Vivek Haldar

Bug finding and static analysis in the real world

If you want to get a good idea of how industry currently uses static analysis and bug-finding tools, you should read these 2 papers:

What both these papers have in common is that they document the experience of computer science academics applying their tools to real, and large, code bases. The first one talks about Bill Pugh’s sabbatical at Google, which he spent applying his FindBugs tool to the massive mountain of Java code there. The second describes Dawson Engler’s experience commercializing his group’s research in extensible static analysis for bug-finding.

If you are curious about the details, you should just read the whole papers, but these are some of the things that stood out to me:

  • FindBugs did find a large number of bugs, but only very few of them were serious or caused production problems. The authors attribute this to the numerous other “filters” that code has to go through at Google: code review, unit tests, integration tasks, canary deployments etc. The major value of regularly using such a tool would be to filter out some of these bugs earlier, as opposed to the usual selling pitch for static analysis tools, which is to avoid catastrophic bugs.
  • Both tools are unsound: they make their best effort to find genuine problems, but might also report false positives. This is a major departure from most academic research, which looks down on unsoundness.
  • In the case of Coverity, I found it very amusing to read how and why their tool had to be essentially dumbed down, because complex bug reports that were genuine but not understood by developers were simply dismissed as false positives.
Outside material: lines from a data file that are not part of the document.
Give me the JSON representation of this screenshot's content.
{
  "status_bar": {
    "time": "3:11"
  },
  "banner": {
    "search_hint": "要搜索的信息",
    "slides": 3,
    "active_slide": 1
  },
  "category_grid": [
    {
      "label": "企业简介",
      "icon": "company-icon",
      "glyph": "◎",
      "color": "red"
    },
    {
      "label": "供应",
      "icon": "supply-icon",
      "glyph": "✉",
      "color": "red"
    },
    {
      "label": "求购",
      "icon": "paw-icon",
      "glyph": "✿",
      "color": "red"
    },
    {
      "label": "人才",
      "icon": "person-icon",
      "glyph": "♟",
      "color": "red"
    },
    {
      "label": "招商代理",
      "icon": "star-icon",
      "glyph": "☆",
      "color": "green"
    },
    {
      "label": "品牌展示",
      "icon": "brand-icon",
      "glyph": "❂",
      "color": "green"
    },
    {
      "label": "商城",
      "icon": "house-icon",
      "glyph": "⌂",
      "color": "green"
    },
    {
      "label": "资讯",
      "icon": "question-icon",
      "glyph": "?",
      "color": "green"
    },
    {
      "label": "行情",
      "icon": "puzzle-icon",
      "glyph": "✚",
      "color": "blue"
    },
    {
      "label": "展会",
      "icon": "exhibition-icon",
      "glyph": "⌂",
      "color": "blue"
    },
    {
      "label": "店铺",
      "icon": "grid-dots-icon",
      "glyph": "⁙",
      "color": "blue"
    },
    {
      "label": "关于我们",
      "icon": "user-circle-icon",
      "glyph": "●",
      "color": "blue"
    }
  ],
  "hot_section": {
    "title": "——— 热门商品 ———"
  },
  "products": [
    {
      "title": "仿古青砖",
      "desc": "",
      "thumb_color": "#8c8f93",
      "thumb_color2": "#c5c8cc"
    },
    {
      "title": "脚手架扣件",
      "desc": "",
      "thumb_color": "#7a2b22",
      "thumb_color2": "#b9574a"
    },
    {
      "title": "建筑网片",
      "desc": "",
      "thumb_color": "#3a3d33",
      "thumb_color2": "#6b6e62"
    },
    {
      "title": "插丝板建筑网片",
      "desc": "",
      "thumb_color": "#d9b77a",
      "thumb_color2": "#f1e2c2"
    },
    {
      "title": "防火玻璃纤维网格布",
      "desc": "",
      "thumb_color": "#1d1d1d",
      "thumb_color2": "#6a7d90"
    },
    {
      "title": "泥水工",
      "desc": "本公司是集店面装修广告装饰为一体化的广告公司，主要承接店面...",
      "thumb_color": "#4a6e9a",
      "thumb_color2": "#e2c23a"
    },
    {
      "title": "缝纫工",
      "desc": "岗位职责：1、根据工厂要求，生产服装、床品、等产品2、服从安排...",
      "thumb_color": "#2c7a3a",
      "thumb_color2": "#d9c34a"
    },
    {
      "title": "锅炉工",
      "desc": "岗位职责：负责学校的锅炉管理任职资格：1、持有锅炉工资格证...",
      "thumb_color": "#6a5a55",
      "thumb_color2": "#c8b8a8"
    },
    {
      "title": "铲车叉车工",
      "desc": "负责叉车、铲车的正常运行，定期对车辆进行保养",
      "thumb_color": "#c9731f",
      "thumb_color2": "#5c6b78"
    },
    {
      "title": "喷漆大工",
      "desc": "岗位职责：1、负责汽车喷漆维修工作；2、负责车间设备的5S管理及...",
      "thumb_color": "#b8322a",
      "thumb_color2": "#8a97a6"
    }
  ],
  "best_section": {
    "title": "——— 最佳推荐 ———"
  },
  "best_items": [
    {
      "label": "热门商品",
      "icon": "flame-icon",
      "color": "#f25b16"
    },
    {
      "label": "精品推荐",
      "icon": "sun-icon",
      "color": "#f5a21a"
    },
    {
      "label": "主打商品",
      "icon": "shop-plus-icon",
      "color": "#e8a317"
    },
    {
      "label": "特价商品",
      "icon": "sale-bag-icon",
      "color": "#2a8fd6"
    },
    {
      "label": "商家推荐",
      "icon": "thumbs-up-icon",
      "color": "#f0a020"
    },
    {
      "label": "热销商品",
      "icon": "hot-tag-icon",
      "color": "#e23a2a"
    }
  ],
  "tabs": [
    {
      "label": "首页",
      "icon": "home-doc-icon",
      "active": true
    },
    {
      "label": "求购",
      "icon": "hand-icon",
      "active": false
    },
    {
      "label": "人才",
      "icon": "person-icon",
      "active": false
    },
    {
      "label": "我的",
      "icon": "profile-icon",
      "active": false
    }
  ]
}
They also have a number of juicy quotes from clueless programmers.
  • There are two broad kinds of properties of code that tools can try to infer. Liveness properties say that the code is good: does what its supposed to, makes progress etc. Safety properties speak about the absence of bad things: no null pointer references, out-of-bound reads etc. Both these tools, as well as every other one I know of, completely give up on liveness and focus on safety. This makes sense, because, in general, liveness properties are much harder to prove, and also require programmers to provide a rigorous description of what the code is supposed to do.
  • These tools are context-insensitive: they examine a piece of code locally, without taking into consideration all the paths that could lead there. Context-sensitive analysis is too hard and explodes combinatorially for large codebases.

The cost of a bug

In this context, it is useful to ask: what is the cost of a bug? Sure, we would like to eliminate every bug if possible, but what are the tradeoffs?

Let’s take a serious class of bugs: those that crash your application. Not quite as serious as something that destroys data, but something in the middle, and that happens frequently.

The question then becomes: what is the cost of a crash? This is where the economics become interesting.

For client applications, the cost of a crash is pretty high. A crash makes your users unhappy and complain and leave, and justifiably so, because the application they were using just crashed on them! On top of that, you do not control the environment in which your application runs, and have to bend over backwards to get crash information to help you debug.

Things are very different for server-side applications served over the web. They are typically request-oriented, served by lots of instances. If one of them crashes, and the application stack is smart enough with retries, there is no user impact at all. What’s more, you control the environment the crash ocurred in, and have all the debugging and trace information you need. And you can push a fixed binary at your pleasure without anybody even noticing.

This means that the cost of a crash is much, much higher for client software than for server software.

The future of bug-finding

The major roadblock for no-holds-barred context-sensitive analysis of code is the exponential blowup in the space being analyzed. But this is only a hurdle if you are holding on to the single-machine model of building and analyzing code, i.e., that you have one machine (albeit a monster) that builds your code and tests it and analyzes it.

But what if you could throw a cluster of a few hundred machines at the problem, and have them running continuously? How much deeper and fine-grained could your analysis be?